The 60-kilo car bomb left outside the offices of Citibank in Kifissia on Wednesday was intended to explode but did not because of a mistake in its wiring, police sources said yesterday. Forensic tests indicate that the bomb failed to explode despite the fact that most of the detonators were activated, which appears to dispel speculation that the device was not meant to go off. Although Revolutionary Struggle is suspected, no group has yet claimed responsibility for planting the bomb, which consisted of explosives that were packed in five propane gas canisters attached to two mechanical clocks, batteries and detonators. The explosives were made from a mixture of ammonium nitrate fuel oil (ANFO), which is a common explosive used in mining and quarrying. But sources said that tests have revealed that the substance was made by the terrorists and did not come from an industrial source. Anti-terrorist squad officers had investigated the possibility that the ANFO was part of a batch stolen from a construction company in Grevena. But the tests carried out by forensic experts indicate the explosive was made with agricultural-grade ammonium nitrate, which is a widely used fertilizer that the terrorists purchased through regular channels. ANFO bombs have been used by various terrorist organizations in the past.

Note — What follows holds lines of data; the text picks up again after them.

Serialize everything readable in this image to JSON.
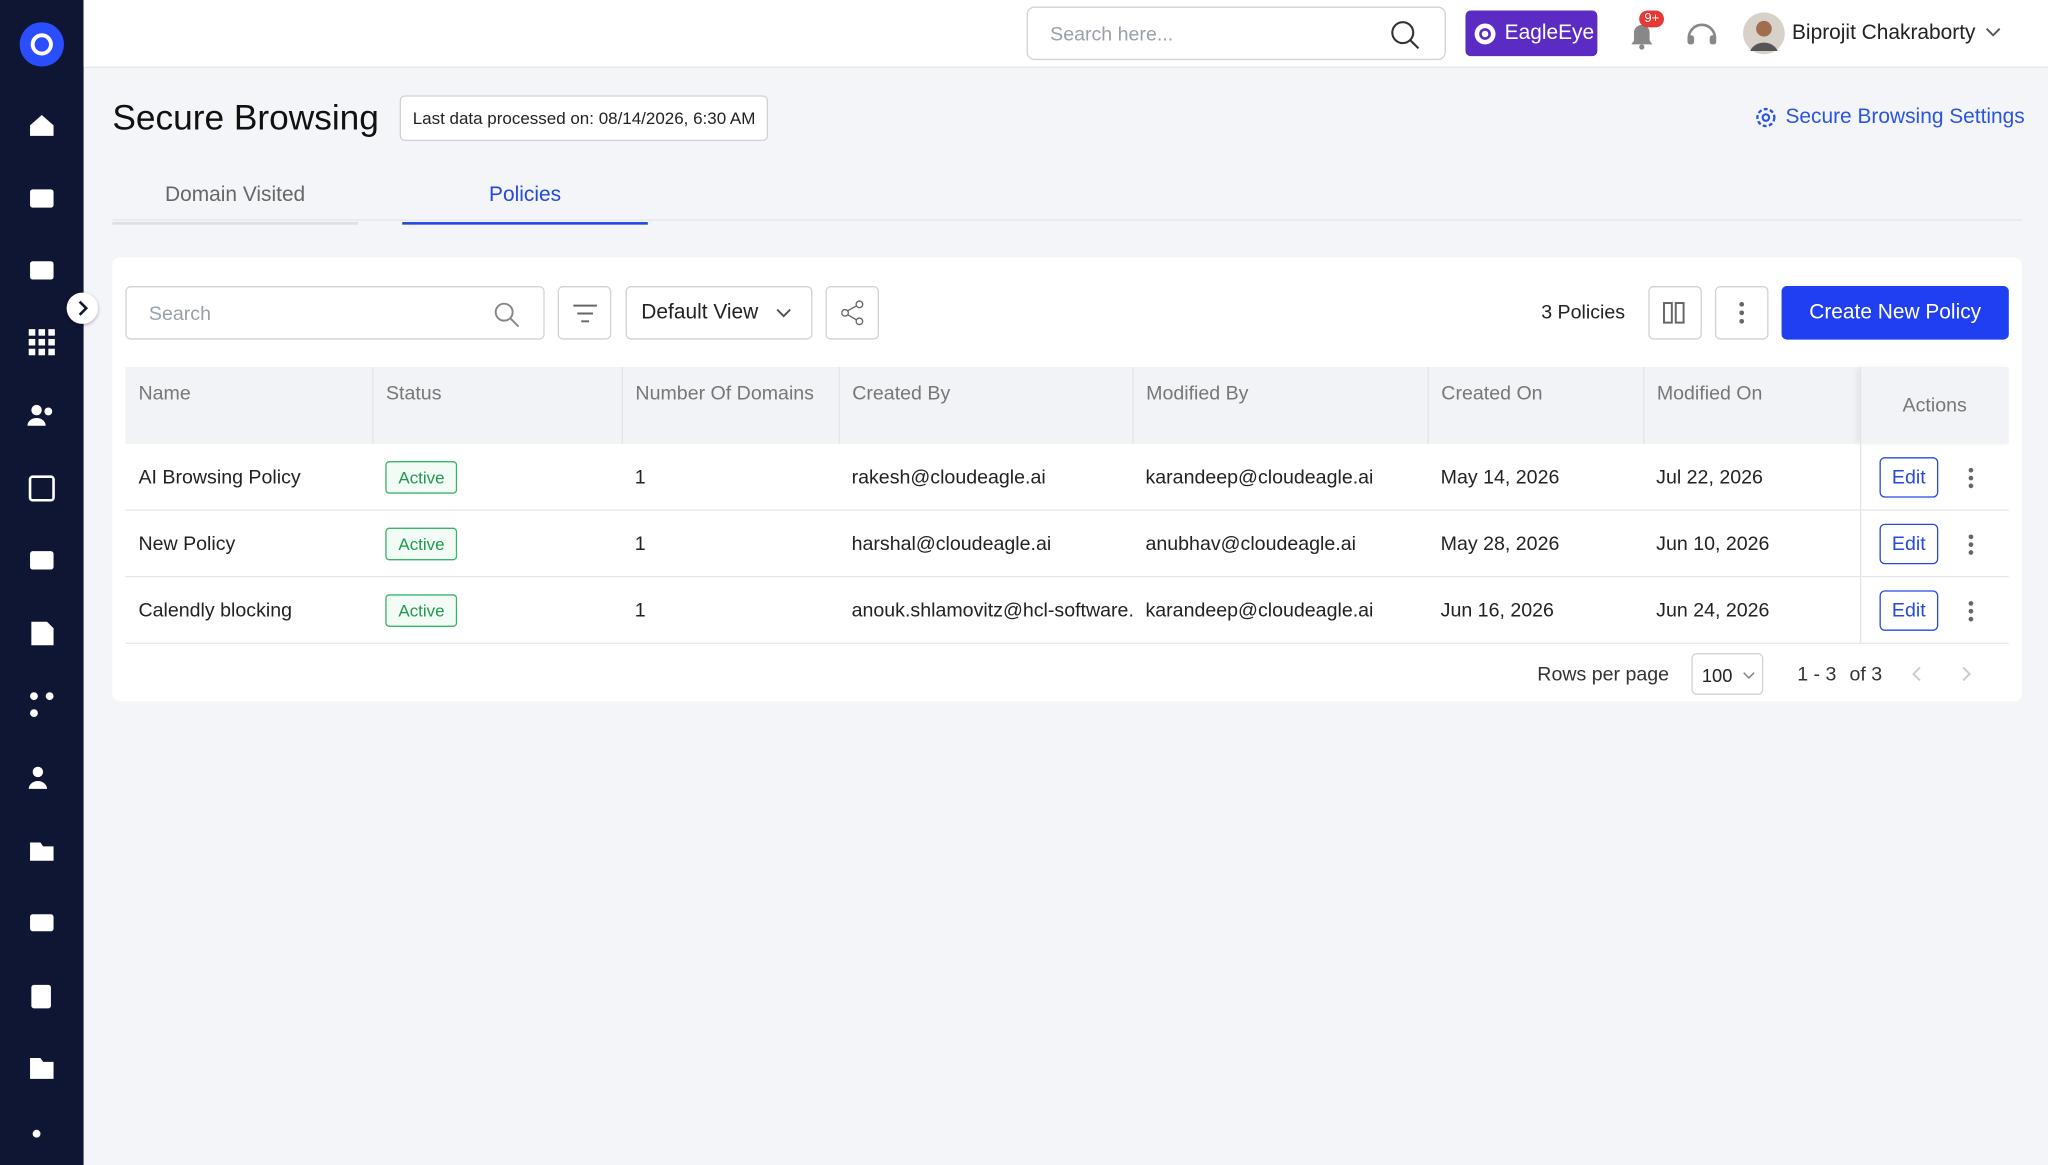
{
  "header": {
    "search_placeholder": "Search here...",
    "brand": "EagleEye",
    "notifications": "9+",
    "user": "Biprojit Chakraborty"
  },
  "page": {
    "title": "Secure Browsing",
    "last_processed": "Last data processed on: 08/14/2026, 6:30 AM",
    "settings": "Secure Browsing Settings"
  },
  "tabs": [
    "Domain Visited",
    "Policies"
  ],
  "toolbar": {
    "search_placeholder": "Search",
    "view": "Default View",
    "count": "3 Policies",
    "create": "Create New Policy"
  },
  "table": {
    "columns": [
      "Name",
      "Status",
      "Number Of Domains",
      "Created By",
      "Modified By",
      "Created On",
      "Modified On",
      "Actions"
    ],
    "rows": [
      [
        "AI Browsing Policy",
        "Active",
        1,
        "rakesh@cloudeagle.ai",
        "karandeep@cloudeagle.ai",
        "May 14, 2026",
        "Jul 22, 2026",
        "Edit"
      ],
      [
        "New Policy",
        "Active",
        1,
        "harshal@cloudeagle.ai",
        "anubhav@cloudeagle.ai",
        "May 28, 2026",
        "Jun 10, 2026",
        "Edit"
      ],
      [
        "Calendly blocking",
        "Active",
        1,
        "anouk.shlamovitz@hcl-software.com",
        "karandeep@cloudeagle.ai",
        "Jun 16, 2026",
        "Jun 24, 2026",
        "Edit"
      ]
    ]
  },
  "pagination": {
    "label": "Rows per page",
    "rows_per_page": 100,
    "range": "1 - 3",
    "total": "of 3"
  }
}
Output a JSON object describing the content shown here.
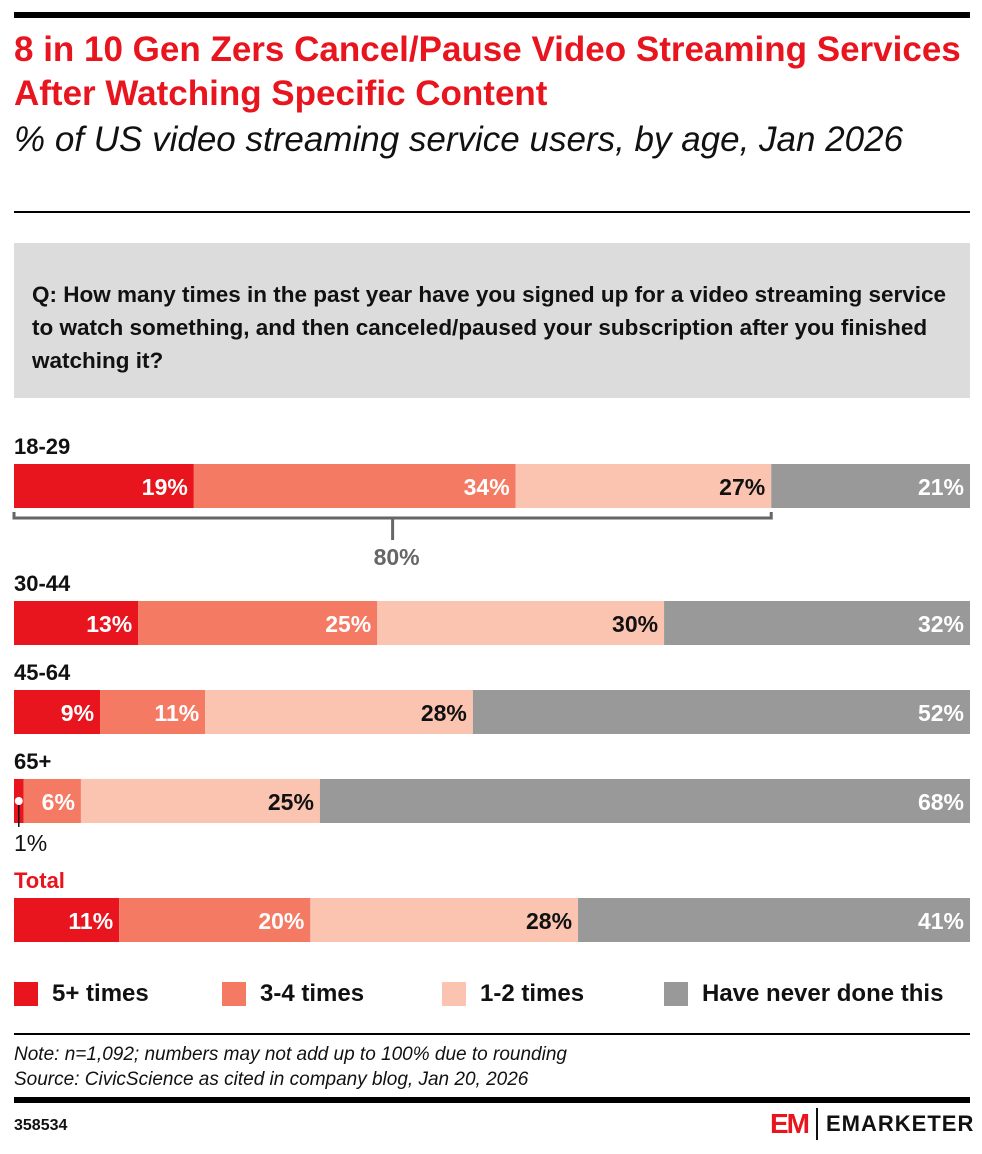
{
  "title": "8 in 10 Gen Zers Cancel/Pause Video Streaming Services After Watching Specific Content",
  "subtitle": "% of US video streaming service users, by age, Jan 2026",
  "question": "Q: How many times in the past year have you signed up for a video streaming service to watch something, and then canceled/paused your subscription after you finished watching it?",
  "note": "Note: n=1,092; numbers may not add up to 100% due to rounding",
  "source": "Source: CivicScience as cited in company blog, Jan 20, 2026",
  "chart_id": "358534",
  "logo": {
    "mark": "EM",
    "brand": "EMARKETER"
  },
  "chart_data": {
    "type": "bar",
    "orientation": "horizontal",
    "stacked": true,
    "categories": [
      "18-29",
      "30-44",
      "45-64",
      "65+",
      "Total"
    ],
    "series": [
      {
        "name": "5+ times",
        "color": "#e8141e",
        "values": [
          19,
          13,
          9,
          1,
          11
        ]
      },
      {
        "name": "3-4 times",
        "color": "#f47a64",
        "values": [
          34,
          25,
          11,
          6,
          20
        ]
      },
      {
        "name": "1-2 times",
        "color": "#fbc4b0",
        "values": [
          27,
          30,
          28,
          25,
          28
        ]
      },
      {
        "name": "Have never done this",
        "color": "#999999",
        "values": [
          21,
          32,
          52,
          68,
          41
        ]
      }
    ],
    "annotations": [
      {
        "category": "18-29",
        "text": "80%",
        "spans_series": [
          "5+ times",
          "3-4 times",
          "1-2 times"
        ]
      }
    ],
    "legend": "bottom",
    "grid": false
  }
}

This prompted PASOK MP Michalis Chrysochoidis, a former public order minister, to say that Athens was beginning to resemble the Afghan capital, Kabul. Government spokesman Evangelos Antonaros reacted by accusing the Socialist deputy of «danger-mongering» and trying to make political gain from the botched attack. Chrysochoidis responded to accusations he was damaging Greece’s image abroad by saying that the foreign media was already covering the story.